El Dios verdadero no es solamente el origen de todo. Aquel “en él vivimos, nos movemos y existimos”, como enseñaba san Pablo en el areópago de Atenas. Es mucho más, es el Padre amado de Jesucristo. El que tanto ama al mundo que nos entrega su Hijo querido. No es un dios dulzón, a nuestro servicio, útil para solucionar nuestros problemas, para arrancar unas lágrimas de emoción. Al ser verdadero Padre nuestra relación filial es para siempre, no me quiere porque soy bueno sino porque es Padre bueno. Este es nuestro seguro de vida, saber que siempre podemos volver a Él, que nos espera con los brazos abiertos. Él es quien nos devuelve la dignidad perdida: nos abre de par en par las puertas de su casa, que será siempre nuestra por mucho que escapemos de ella.

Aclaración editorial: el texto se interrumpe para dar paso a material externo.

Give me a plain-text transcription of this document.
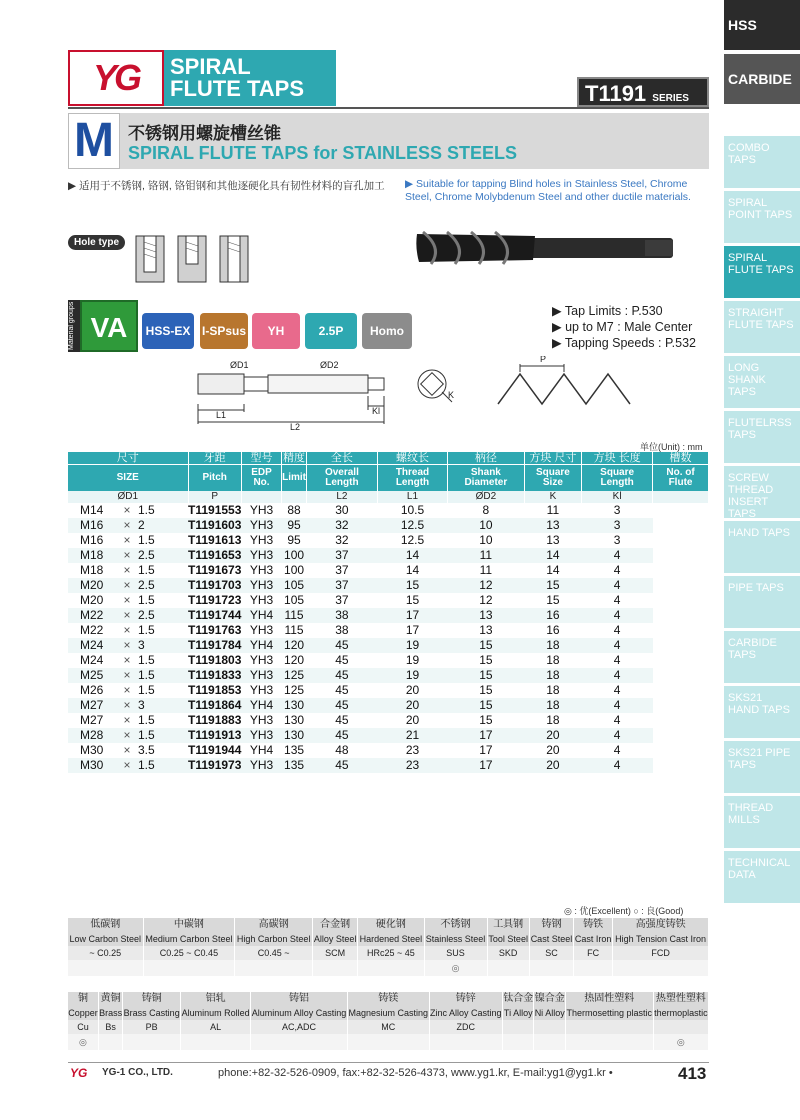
HSS
CARBIDE
COMBO TAPS
SPIRAL POINT TAPS
SPIRAL FLUTE TAPS
STRAIGHT FLUTE TAPS
LONG SHANK TAPS
FLUTELRSS TAPS
SCREW THREAD INSERT TAPS
HAND TAPS
PIPE TAPS
CARBIDE TAPS
SKS21 HAND TAPS
SKS21 PIPE TAPS
THREAD MILLS
TECHNICAL DATA
YG SPIRAL
FLUTE TAPS	T1191 SERIES
M 不锈钢用螺旋槽丝锥
SPIRAL FLUTE TAPS for STAINLESS STEELS
▶ 适用于不锈钢, 铬钢, 铬钼钢和其他逐硬化具有韧性材料的盲孔加工	▶ Suitable for tapping Blind holes in Stainless Steel, Chrome Steel, Chrome Molybdenum Steel and other ductile materials.
Hole type
Material groups VA	HSS-EX I-SPsus	YH	2.5P	Homo
▶ Tap Limits : P.530
▶ up to M7 : Male Center
▶ Tapping Speeds : P.532
ØD1	ØD2
L1
L2
Kl
K
P
单位(Unit) : mm
尺寸			牙距	型号	精度	全长	螺纹长	柄径	方块 尺寸	方块 长度	槽数
SIZE			Pitch	EDP No.	Limit	Overall Length	Thread Length	Shank Diameter	Square Size	Square Length	No. of Flute
ØD1			P			L2	L1	ØD2	K	Kl	
M14	×	1.5	T1191553	YH3	88	30	10.5	8	11	3	
M16	×	2	T1191603	YH3	95	32	12.5	10	13	3	
M16	×	1.5	T1191613	YH3	95	32	12.5	10	13	3	
M18	×	2.5	T1191653	YH3	100	37	14	11	14	4	
M18	×	1.5	T1191673	YH3	100	37	14	11	14	4	
M20	×	2.5	T1191703	YH3	105	37	15	12	15	4	
M20	×	1.5	T1191723	YH3	105	37	15	12	15	4	
M22	×	2.5	T1191744	YH4	115	38	17	13	16	4	
M22	×	1.5	T1191763	YH3	115	38	17	13	16	4	
M24	×	3	T1191784	YH4	120	45	19	15	18	4	
M24	×	1.5	T1191803	YH3	120	45	19	15	18	4	
M25	×	1.5	T1191833	YH3	125	45	19	15	18	4	
M26	×	1.5	T1191853	YH3	125	45	20	15	18	4	
M27	×	3	T1191864	YH4	130	45	20	15	18	4	
M27	×	1.5	T1191883	YH3	130	45	20	15	18	4	
M28	×	1.5	T1191913	YH3	130	45	21	17	20	4	
M30	×	3.5	T1191944	YH4	135	48	23	17	20	4	
M30	×	1.5	T1191973	YH3	135	45	23	17	20	4	
◎ : 优(Excellent) ○ : 良(Good)
低碳钢	中碳钢	高碳钢	合金钢	硬化钢	不锈钢	工具钢	铸钢	铸铁	高强度铸铁
Low Carbon Steel	Medium Carbon Steel	High Carbon Steel	Alloy Steel	Hardened Steel	Stainless Steel	Tool Steel	Cast Steel	Cast Iron	High Tension Cast Iron
~ C0.25	C0.25 ~ C0.45	C0.45 ~	SCM	HRc25 ~ 45	SUS	SKD	SC	FC	FCD
					◎				
铜	黄铜	铸铜	铝轧	铸铝	铸镁	铸锌	钛合金	镍合金	热固性塑料	热塑性塑料
Copper	Brass	Brass Casting	Aluminum Rolled	Aluminum Alloy Casting	Magnesium Casting	Zinc Alloy Casting	Ti Alloy	Ni Alloy	Thermosetting plastic	thermoplastic
Cu	Bs	PB	AL	AC,ADC	MC	ZDC				
◎										◎
YG YG-1 CO., LTD.	phone:+82-32-526-0909, fax:+82-32-526-4373, www.yg1.kr, E-mail:yg1@yg1.kr •	413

Del Padre eterno irradian rayos de misericordia que alumbran al mundo. Estos días de gran calor he presenciado dos de estos chispazos. Una señora estaba tumbada en la acera, daba la impresión de estar un poco colocada, se acercó un hombre y le llevó un botellín de agua fresca, la despertó suavemente y le animó a refrescarse y levantarse. También me tropecé con un “sin techo” en plena canícula; hablamos un ratito mientras él se tomaba una lata de cerveza helada que un vecino le había traído. Al despedirme me deseó con una amplia sonrisa “una buena misa, padre”, y eso que no es católico.
Es cierto que padre solo hay uno y es el que está en los cielos, de Él procede toda paternidad. San Josemaría nos dice: “Descansad en la filiación divina. Dios es un Padre lleno de ternura, de infinito amor. Llámale Padre muchas veces al día, y dile –a solas, en tu corazón– que le quieres, que le adoras: que sientes el orgullo y la fuerza de ser hijo suyo”. Siempre está a nuestro lado, no nos deja nunca solos y, cuando sufrimos, nos enjuga las lágrimas y sufre con nosotros. Somos los hombres quienes, con nuestra mal entendida libertad, le atamos las manos, nos apartamos de Él. Si le dejáramos hacer, veríamos maravillas.